Supplementing a skimmed milk-egg yolk-based extender with L-carnitine helps maintain the motility, membrane integrity and fertilizing capacity of chilled ram sperm.

Abstract

This study examines the effect of L-carnitine (LC) on chilled ram semen stored for up to 96hr. Semen samples were collected, placed in a skimmed milk+6% egg yolk extender, pooled, aliquoted and diluted with the same extender supplemented with different LC concentration: 0 (control), 1mM (LC1), 2.5mM (LC2.5), 5mM (LC5), 7.5mM (LC7.5) or10mM (LC10).
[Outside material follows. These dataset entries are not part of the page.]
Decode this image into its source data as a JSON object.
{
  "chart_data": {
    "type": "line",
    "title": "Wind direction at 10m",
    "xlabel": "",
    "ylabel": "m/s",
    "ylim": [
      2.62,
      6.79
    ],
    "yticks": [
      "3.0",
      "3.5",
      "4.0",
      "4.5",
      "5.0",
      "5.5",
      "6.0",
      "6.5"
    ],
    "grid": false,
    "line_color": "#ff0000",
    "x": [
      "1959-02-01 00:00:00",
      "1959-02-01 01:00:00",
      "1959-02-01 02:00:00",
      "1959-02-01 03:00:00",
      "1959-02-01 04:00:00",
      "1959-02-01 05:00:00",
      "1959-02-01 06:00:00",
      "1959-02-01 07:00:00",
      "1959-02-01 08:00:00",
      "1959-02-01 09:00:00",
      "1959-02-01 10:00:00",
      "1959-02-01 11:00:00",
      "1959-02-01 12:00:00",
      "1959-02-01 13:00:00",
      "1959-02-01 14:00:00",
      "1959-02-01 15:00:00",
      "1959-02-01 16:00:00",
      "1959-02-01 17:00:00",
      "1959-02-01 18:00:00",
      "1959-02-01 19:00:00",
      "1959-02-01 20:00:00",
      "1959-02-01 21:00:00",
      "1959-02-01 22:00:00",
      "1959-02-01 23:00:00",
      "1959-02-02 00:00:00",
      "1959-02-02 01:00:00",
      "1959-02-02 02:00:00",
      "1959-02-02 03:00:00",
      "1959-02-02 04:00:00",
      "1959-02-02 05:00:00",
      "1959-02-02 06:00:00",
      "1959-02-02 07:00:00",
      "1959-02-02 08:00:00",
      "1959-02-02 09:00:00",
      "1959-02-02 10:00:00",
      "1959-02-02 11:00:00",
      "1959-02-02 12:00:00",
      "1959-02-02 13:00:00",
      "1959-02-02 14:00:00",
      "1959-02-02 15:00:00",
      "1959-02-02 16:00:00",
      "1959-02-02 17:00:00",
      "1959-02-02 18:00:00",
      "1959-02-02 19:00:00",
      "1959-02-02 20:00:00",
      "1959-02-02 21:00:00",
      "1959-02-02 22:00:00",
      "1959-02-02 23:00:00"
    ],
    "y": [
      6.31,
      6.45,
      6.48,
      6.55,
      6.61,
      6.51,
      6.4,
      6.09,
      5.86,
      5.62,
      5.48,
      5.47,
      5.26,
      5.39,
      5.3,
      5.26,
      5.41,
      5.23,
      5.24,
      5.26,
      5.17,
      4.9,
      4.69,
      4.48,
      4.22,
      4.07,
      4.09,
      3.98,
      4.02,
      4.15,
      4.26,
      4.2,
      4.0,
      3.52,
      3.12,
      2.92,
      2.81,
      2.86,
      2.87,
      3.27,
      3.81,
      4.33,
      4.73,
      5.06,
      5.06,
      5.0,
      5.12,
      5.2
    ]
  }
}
Sperm kinetics and membranes (plasma, acrosome and mitochondrial) were examined using the CASA system and triple fluorescence staining (PI/ PNA-FITC/Mitotracker). The progressive motility was greater (p<.05) with LC7.5 treatment than the control sperm at 96hr. The curvilinear velocity (p<.01) and the percentage of sperm with intact membranes (plasma/acrosome/mitochondria) (p<.01) were greater with all LC treatments than the control group at all times. Straight line velocity was greater (p<.01) with LC5 and LC7.5 treatments than the control group after 48hr. The LC5 group also returned lower ALH values (p<.05) than these seen for the control groups after 48hr. The fertilizing capacity of LC5 samples stored at 15°C for 2hr (LC5-15°C-2h) and at 5°C for 24hr (LC5-5°C-24h) was tested in three ewe groups via cervical fixed-time artificial insemination. In two groups, the fertilizing capacity of the LC5-5°C-24h was reduced (p<.001). In the remaining group, however, no significant difference was seen between the LC5-15°C-2h and LC5-5°C-24h sperm in this respect (pregnancy rates 52.4% versus 42.8%; p>.05). Overall, the present results suggest that supplementing skimmed milk-egg yolk-based extenders with LC has a positive effect on chilled sperm variables and fertilizing capacity.